Auch bekannt als: Geheimschlüssel (asymmetrisch)

Definition

Geheime Hälfte eines asymmetrischen Schlüsselpaars, mit der an den Besitzer adressierter Geheimtext entschlüsselt oder digitale Signaturen erzeugt werden.

Der private Schlüssel ist der vertrauliche Bestandteil eines Public-Key-Kryptosystems; er darf niemals offengelegt werden und ist mathematisch mit einem zugehörigen öffentlichen Schlüssel verknüpft. Bei der Verschlüsselung entschlüsselt er Nachrichten, die mit dem passenden öffentlichen Schlüssel verschlüsselt wurden; bei Signaturen signiert er Daten, die jeder mit dem öffentlichen Schlüssel verifizieren kann.

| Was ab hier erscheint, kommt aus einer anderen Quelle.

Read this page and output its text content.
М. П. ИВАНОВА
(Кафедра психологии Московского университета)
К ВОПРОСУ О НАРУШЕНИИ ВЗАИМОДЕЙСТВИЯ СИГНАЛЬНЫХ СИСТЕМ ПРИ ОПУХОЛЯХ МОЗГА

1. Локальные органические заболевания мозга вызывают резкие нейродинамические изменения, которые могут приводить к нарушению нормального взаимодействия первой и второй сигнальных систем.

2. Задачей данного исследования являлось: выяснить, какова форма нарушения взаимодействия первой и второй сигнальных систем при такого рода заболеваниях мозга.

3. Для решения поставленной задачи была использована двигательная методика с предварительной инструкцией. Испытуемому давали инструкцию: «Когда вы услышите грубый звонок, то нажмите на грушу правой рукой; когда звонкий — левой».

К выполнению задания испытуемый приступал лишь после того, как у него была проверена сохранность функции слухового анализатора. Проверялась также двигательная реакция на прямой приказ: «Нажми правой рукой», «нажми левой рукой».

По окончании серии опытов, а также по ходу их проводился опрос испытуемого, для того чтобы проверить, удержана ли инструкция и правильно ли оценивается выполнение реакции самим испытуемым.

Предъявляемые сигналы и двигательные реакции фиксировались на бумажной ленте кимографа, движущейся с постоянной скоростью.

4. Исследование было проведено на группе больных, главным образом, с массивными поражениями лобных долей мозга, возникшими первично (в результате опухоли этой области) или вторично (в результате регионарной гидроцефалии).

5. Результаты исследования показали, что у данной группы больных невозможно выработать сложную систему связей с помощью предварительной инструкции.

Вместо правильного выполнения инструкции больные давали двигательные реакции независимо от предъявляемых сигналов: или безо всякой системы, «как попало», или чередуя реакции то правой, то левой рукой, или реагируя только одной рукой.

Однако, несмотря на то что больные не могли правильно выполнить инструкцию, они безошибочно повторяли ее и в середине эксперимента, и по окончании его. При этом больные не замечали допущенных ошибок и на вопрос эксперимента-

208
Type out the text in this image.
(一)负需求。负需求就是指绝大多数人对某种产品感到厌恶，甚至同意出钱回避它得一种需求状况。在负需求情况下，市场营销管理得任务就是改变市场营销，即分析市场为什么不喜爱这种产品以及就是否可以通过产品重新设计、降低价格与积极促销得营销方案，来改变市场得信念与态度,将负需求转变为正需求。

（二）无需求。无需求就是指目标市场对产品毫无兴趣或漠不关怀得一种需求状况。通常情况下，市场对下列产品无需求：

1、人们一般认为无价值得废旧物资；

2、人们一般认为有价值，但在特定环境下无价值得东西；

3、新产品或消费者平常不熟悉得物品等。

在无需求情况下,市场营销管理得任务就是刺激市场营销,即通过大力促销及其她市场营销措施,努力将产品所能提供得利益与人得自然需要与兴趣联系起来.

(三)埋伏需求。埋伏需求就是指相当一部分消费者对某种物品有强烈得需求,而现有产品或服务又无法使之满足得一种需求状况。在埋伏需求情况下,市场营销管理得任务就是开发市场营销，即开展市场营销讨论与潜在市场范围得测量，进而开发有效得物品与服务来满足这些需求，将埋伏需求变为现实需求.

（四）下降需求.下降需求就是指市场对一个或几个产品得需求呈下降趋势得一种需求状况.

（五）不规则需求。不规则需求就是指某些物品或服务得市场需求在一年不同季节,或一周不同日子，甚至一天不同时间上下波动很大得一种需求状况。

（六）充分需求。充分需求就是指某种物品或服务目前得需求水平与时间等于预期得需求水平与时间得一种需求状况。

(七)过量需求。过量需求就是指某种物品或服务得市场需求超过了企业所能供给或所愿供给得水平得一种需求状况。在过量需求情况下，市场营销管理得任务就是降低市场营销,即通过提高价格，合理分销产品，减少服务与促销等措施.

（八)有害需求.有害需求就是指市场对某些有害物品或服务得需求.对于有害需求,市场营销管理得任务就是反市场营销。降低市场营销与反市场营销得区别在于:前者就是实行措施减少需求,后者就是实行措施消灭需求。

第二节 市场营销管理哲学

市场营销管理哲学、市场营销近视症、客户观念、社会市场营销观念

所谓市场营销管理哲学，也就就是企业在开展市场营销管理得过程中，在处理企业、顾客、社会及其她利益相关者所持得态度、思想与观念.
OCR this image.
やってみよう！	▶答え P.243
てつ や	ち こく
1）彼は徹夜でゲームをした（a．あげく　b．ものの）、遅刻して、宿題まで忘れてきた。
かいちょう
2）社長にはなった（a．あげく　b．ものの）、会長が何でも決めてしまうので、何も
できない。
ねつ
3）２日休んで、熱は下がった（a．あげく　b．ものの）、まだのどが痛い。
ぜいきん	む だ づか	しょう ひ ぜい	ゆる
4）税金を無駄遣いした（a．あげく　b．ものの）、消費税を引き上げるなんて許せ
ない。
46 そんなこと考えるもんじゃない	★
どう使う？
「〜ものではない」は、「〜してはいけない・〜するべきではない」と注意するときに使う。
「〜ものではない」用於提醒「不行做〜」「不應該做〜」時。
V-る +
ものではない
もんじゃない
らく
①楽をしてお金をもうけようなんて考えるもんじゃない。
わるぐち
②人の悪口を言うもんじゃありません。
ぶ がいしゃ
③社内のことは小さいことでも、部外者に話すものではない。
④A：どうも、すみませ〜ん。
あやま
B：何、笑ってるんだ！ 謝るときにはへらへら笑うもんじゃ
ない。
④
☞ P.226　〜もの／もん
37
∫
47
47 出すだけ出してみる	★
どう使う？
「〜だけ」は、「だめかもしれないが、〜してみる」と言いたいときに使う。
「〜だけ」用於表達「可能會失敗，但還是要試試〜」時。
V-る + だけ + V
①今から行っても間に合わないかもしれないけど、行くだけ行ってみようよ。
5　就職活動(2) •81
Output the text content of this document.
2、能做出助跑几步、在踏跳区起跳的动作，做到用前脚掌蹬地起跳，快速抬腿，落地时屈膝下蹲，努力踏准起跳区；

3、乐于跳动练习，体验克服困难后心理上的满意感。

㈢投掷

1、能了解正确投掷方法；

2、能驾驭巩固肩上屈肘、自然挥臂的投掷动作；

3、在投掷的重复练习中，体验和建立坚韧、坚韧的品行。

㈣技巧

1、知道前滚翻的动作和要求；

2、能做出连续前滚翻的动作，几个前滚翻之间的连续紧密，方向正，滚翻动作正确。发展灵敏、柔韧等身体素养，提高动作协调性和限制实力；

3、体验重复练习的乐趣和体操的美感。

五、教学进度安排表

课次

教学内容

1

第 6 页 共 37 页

Private Schlüssel werden typischerweise in Hardware-Sicherheitsmodulen (HSMs), TPMs, Smartcards, FIDO2-Authenticatoren oder passwortverschlüsselten Schlüsseldateien gespeichert und unterliegen Lifecycle-Kontrollen wie Rotation, Widerruf und Key-Escrow-Richtlinien. Eine Kompromittierung hebt sämtliche Sicherheitsgarantien des Schlüsselpaars auf und ermöglicht Identitätsdiebstahl, Entschlüsselung früheren Verkehrs (ohne PFS) und Signaturfälschung.

Beispiele

  • Eine SSH-Privatschlüsseldatei (id_ed25519) zur Authentifizierung an entfernten Servern.
  • Der TLS-Privatschlüssel eines Webservers, gepaart mit seinem X.509-Zertifikat.